La CIA, como la abrumadora mayoría de lo comentaristas y expertos geopolíticos del momento, nos juraba en los Ochenta que la Unión Soviética estaba hecha un chaval y que le quedaba cuerda para rato. Y entonces se desplomó como las Torres Gemelas una década después, casi sin ruido. Fue extraordinariamente dulce de contemplar para quienes pudimos hacerlo.
Parecía tan desesperantemente sólida. Ya había pasado la época de las grandes matanzas y era, en un sentido, peor; era la normalización perfecta de la miseria, era la opresión aceptada con resignación y el ejército más terrorífico de la tierra. Y se vino abajo y todos pudimos ver cuánto de purpurina desconchada había en sus laureles, qué inútil era para esas masas, durante décadas, la propaganda incesante.
Y a algunos afortunados se nos ha dado la posibilidad de ver algo similar dos veces. Porque eso ha sido lo de este martes, la victoria del ‘Comeback Kid’ de piel anaranjada. Y es que, siendo importante el propio Trump, el personaje es casi lo de menos en este prodigio.

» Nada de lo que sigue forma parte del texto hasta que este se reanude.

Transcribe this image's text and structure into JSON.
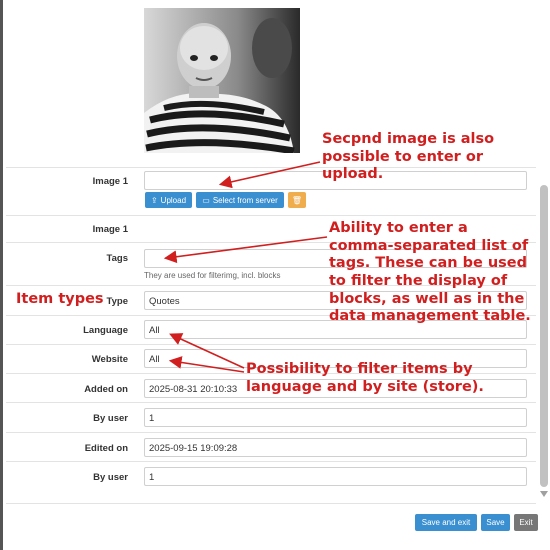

Barrió. No hubo condado donde no creciera el voto a Trump (iba a decir «voto republicano», pero eso sería equívoco), ni «colectivo» de votantes: negros, hispanos, mujeres, nativos americanos, homosexuales, lo que se quiera. Ganó el colegio electoral y el voto popular, como en un eco del propio Trump: Vamos a ganar; vamos a ganar tanto que vais a decir: «no podemos más, estamos cansados de ganar tanto».
Pero no es un hombre lo que hemos visto ganar; es un adoctrinamiento no menor ni menos incesante que el soviético el que hemos visto desplomarse. Por eso lloran las redacciones y hay llanto y crujir de dientes en las grandes cadenas, porque sus días están contados.
Hemos descubierto, de golpe, que a la gente normal aún le importan más las cosas normales que afectan a su vida normal que las obsesiones de una casta que parece vivir en otro planeta. Estos días se han reunido en innumerables los voceros demócratas (del partido) en todos los medios y estamentos políticos para sacar lecciones del fracaso y han llegado a la conclusión de que el pueblo norteamericano «no está preparado» para que le gobierne una mujer. Otros han apuntado que ha tenido igual peso el hecho de que Kamala es birracial, lo que la hace aborrecible para Joe Yankee. Y, por supuesto, desesperan, como ha hecho el «humorista» (con muchas comillas) Stephen Colbert, concluyendo que el vulgo ha optado democráticamente por destruir la democracia.
En ningún momento, en todas las tertulias y prédicas televisivas que me he tragado, se le ocurre a nadie que la gente quizá no rechace a Kamala por ser mujer, sino por ser Kamala. No se les pasa por la cabeza que elegir a una mujer por su sexo es el acto más sexista imaginable, que presupone que no son individuos con libre agencia y personalidades propias, sino meros símbolos, simples representantes de un colectivo de seres de luz.
Tampoco ven la contradicción entre pontificar sobre el racismo de Estados Unidos, que le impide elegir a una mujer birracial, y los dos mandatos de Barak Obama. Ni parecen recordar, asombrados de que la chusma haya ignorado su alerta sobre la amenaza que supone Trump para la democracia, el pequeño detalle de que ya ha gobernado durante cuatro años. No sé, quizá la gente corriente tenga vagos recuerdos de aquellos tiempos lejanos.
Esa es nuestra esperanza, también aquí, a este lado del Atlántico. El modelo de control ideológico y material que nos van imponiendo poco a poco nuestros mandarines se basa en cimientos inviables. El pensamiento único parece tan sólido como el Politburó de antaño, pero no tiene vida, no tiene recorrido. La ideología de género, el feminismo, nos llevan indefectiblemente al callejón sin salida de la extinción demográfica. El culto del Cambio Climático nos conduce a la miseria. El autoodio nacional implícito en todas sus políticas globalista aboca a la desaparición y el caos.
Pero quizá no es tan fuerte. Quizá es un tenderete tuneado con efectos especiales y detrás de la cortina no hay un gigante todopoderoso, sino un tipo menudo, débil y enfermizo al que se le puede derribar con un soplido. Y con un proceso electoral.